Stormwater runoff is made up of excess rain water which flows into larger bodies of water and storm sewer systems thanks to the abundance of hard surfaces, like concrete. Without concrete, large quantities of water would be absorbed into the ground instead of entering streams and lakes. Stormwater retention ponds collect pollutants, chemicals, and debris from paved surfaces to prevent it from entering into water bodies. Without stormwater retention ponds, this water causes erosion, decreased groundwater recharge and alteration of important aquatic environments.

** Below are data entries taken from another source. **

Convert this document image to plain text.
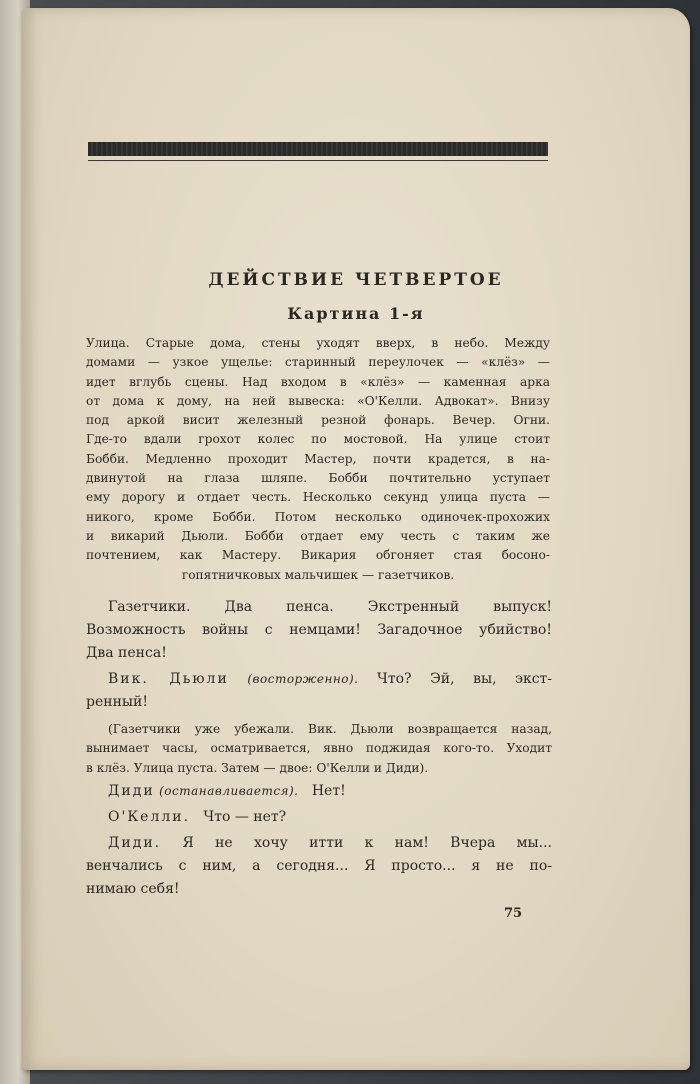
ДЕЙСТВИЕ ЧЕТВЕРТОЕ
Картина 1-я
Улица. Старые дома, стены уходят вверх, в небо. Между
домами — узкое ущелье: старинный переулочек — «клёз» —
идет вглубь сцены. Над входом в «клёз» — каменная арка
от дома к дому, на ней вывеска: «О'Келли. Адвокат». Внизу
под аркой висит железный резной фонарь. Вечер. Огни.
Где-то вдали грохот колес по мостовой. На улице стоит
Бобби. Медленно проходит Мастер, почти крадется, в на-
двинутой на глаза шляпе. Бобби почтительно уступает
ему дорогу и отдает честь. Несколько секунд улица пуста —
никого, кроме Бобби. Потом несколько одиночек-прохожих
и викарий Дьюли. Бобби отдает ему честь с таким же
почтением, как Мастеру. Викария обгоняет стая босоно-
гопятничковых мальчишек — газетчиков.
Газетчики. Два пенса. Экстренный выпуск!
Возможность войны с немцами! Загадочное убийство!
Два пенса!
Вик. Дьюли (восторженно). Что? Эй, вы, экст-
ренный!
(Газетчики уже убежали. Вик. Дьюли возвращается назад,
вынимает часы, осматривается, явно поджидая кого-то. Уходит
в клёз. Улица пуста. Затем — двое: О'Келли и Диди).
Диди (останавливается). Нет!
О'Келли. Что — нет?
Диди. Я не хочу итти к нам! Вчера мы...
венчались с ним, а сегодня... Я просто... я не по-
нимаю себя!

75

Retention ponds or "wet ponds" are ponds constructed to treat and store stormwater runoff. Retention ponds are permanent pools of standing water that eventually empty into a receiving water body. Forebays are included in the design of retention ponds to "pretreat" the stormwater before it spills over into a major water feature. Water is treated through sedimentation and nutrient uptake.
Benefits of stormwater retention ponds include:
- Improved water quality in surrounding water bodies. Retention ponds manage stormwater quantity and quality, lessening the transfer of pollutants and chemicals into nearby water bodies.
- Aesthetic appeal. A retention pond may enhance aesthetics via plant selection, plant placement, topography and pedestrian access options.
- Increased biodiversity. Biodiversity is defined as the variation of life forms in a given ecosystem. Landscaping with ponds and different varieties of plants can add to the natural environment.
- Wildlife habitat. Retention ponds provide habitats for animals, organisms, and insects.
- Water conservation. Water that is stored in retention ponds is available for non-potable human uses such as irrigation.
- Flood prevention. Stormwater quantity reductions minimize the risk of flooding in nearby areas.
- Minimization of erosion. Stormwater quantity reductions minimize erosion in the nearby area and along the banks of water bodies.